269. Shoot the Piano Player

Song - Laat Me/Vivre (Alderliefste, Ramses Shaffy & Liesbeth List)

Movie: Shoot the Piano Player - Tirez sur le pianiste  (Francois Truffaut, 1960)

You don't need to read anything about the making of Shoot the Piano Player to sense that it's made on the fly. Similarly to films like Chungking Express and Beat the Devil, it is almost entirely driven by talent and instinct, consistently making bold aesthetic and narrative choices that feel spontaneous and sometimes contradictory, yet always make sense. Truffaut's first priority in each and every scene is to make the interesting or surprising choice, fully confident that he can make it work within the greater context. It leads to an exhiliratingly fun film that also manages to connect wholly separate periods and styles of filmmaking. If that isn't enough, it also works as a great character study.  

In a flashback we learn that the unassuming Charlie Koller (Charles Aznavour), who plays piano in a local bar and mostly keeps to himself, is actually Edouard Saroyan, a potentially major talent who used to play in serious concert halls for serious audiences before his career was cut short by tragedy. The built-up to that tragedy plays like a melodrama from the early days of film, filled with exaggerated acts of romanticism and despair, expressed through outsized emotions and poetic, gravely serious dialogue.
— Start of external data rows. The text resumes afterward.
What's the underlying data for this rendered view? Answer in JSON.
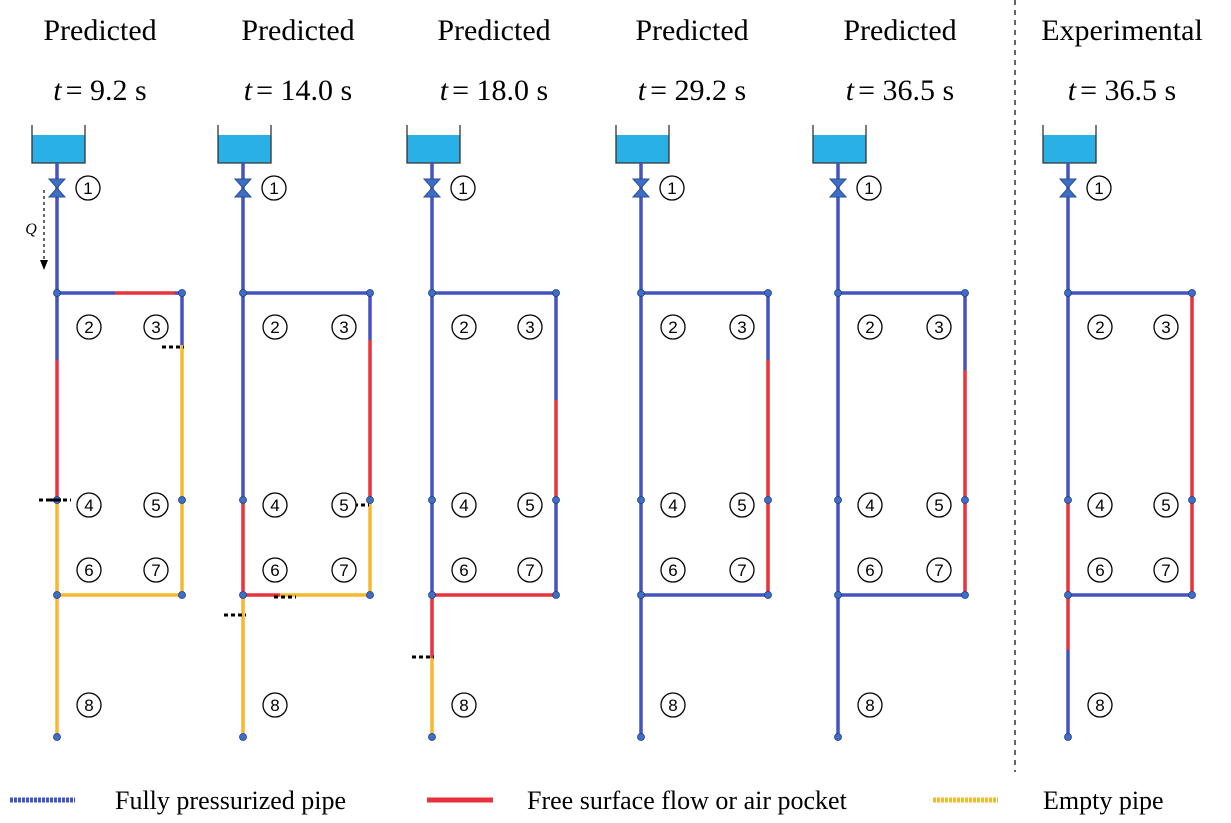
{
  "panels": [
    {
      "title": "Predicted",
      "time": {
        "symbol": "t",
        "text": "= 9.2 s"
      }
    },
    {
      "title": "Predicted",
      "time": {
        "symbol": "t",
        "text": "= 14.0 s"
      }
    },
    {
      "title": "Predicted",
      "time": {
        "symbol": "t",
        "text": "= 18.0 s"
      }
    },
    {
      "title": "Predicted",
      "time": {
        "symbol": "t",
        "text": "= 29.2 s"
      }
    },
    {
      "title": "Predicted",
      "time": {
        "symbol": "t",
        "text": "= 36.5 s"
      }
    },
    {
      "title": "Experimental",
      "time": {
        "symbol": "t",
        "text": "= 36.5 s"
      }
    }
  ],
  "node_labels": [
    "1",
    "2",
    "3",
    "4",
    "5",
    "6",
    "7",
    "8"
  ],
  "flow_label": "Q",
  "legend": [
    "Fully pressurized pipe",
    "Free surface flow or air pocket",
    "Empty pipe"
  ]
}
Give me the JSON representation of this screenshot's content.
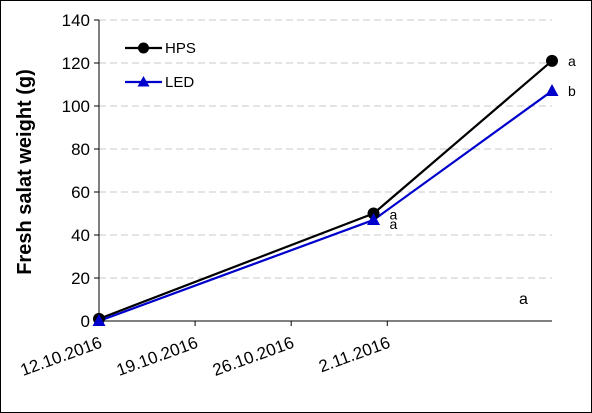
{
  "chart_data": {
    "type": "line",
    "ylabel": "Fresh salat weight (g)",
    "ylim": [
      0,
      140
    ],
    "yticks": [
      0,
      20,
      40,
      60,
      80,
      100,
      120,
      140
    ],
    "xlim": [
      "2016-10-12",
      "2016-11-14"
    ],
    "xticks": [
      "12.10.2016",
      "19.10.2016",
      "26.10.2016",
      "2.11.2016"
    ],
    "grid": "horizontal dashed",
    "legend_placement": "top-left",
    "series": [
      {
        "name": "HPS",
        "color": "#000000",
        "marker": "circle",
        "x": [
          "2016-10-12",
          "2016-11-01",
          "2016-11-14"
        ],
        "y": [
          1,
          50,
          121
        ]
      },
      {
        "name": "LED",
        "color": "#0000cc",
        "marker": "triangle",
        "x": [
          "2016-10-12",
          "2016-11-01",
          "2016-11-14"
        ],
        "y": [
          0,
          47,
          107
        ]
      }
    ],
    "annotations": [
      {
        "text": "a",
        "series": "HPS",
        "point": 1
      },
      {
        "text": "a",
        "series": "LED",
        "point": 1
      },
      {
        "text": "a",
        "series": "HPS",
        "point": 2
      },
      {
        "text": "b",
        "series": "LED",
        "point": 2
      },
      {
        "text": "a",
        "place": "lower-right"
      }
    ]
  }
}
You wouldn't expect lines like "When you are lost in the night, you can't stop tbe shadows from closing in" to appear in a playfully ironic 90's crime-comedy. And yet, that's what Shoot the Piano Player often evokes when it returns to the present day. Here we find Charlie and his new girl Lena (Marie Dubois) on the run from a few gangsters seeking to find Charlie's brother Chico, a guy who should know by now that he is too aloof to get involved in complicated criminal plots. This time though his adversaries aren't much more sophisticated. Their schemes keep failling apart when they get too invested in their meaningless banter to pay attention to what's going on around them.

The lighthearted comic touch in the 'present day' should be at odds with the theatrically tragic mood of Edouard's story, but Truffaut's writing and Charles Aznavour's performance help link the two. Whether he is Edouard or Charlie, Aznavour suffers from shyness, which shapes at all times his relationship witb the world around him. Shoot the Piano Player contains a close-up of Edouard's finger ringing the bell of his future impressario. It's a shot thas has very often been copied, and used to illustrate the French New Wave. I didn't know it comes from here, but it is indeed the key shot of the film. As it comes during the most freewheeling, experimental sequence, it is easy to miss that Edouard never actually rings the bell. The door only opens because the imoressario's previous client - a woman violinist who we then follow all the way out of the building as we hear Edouard's piano music on the soundtrack - has opened it to leave. The world conspiring to give you what you want, without you needing to do anything about it actively is a wish fulfillment fantasy for a shy person, but is not a recipe for long-lasting happiness.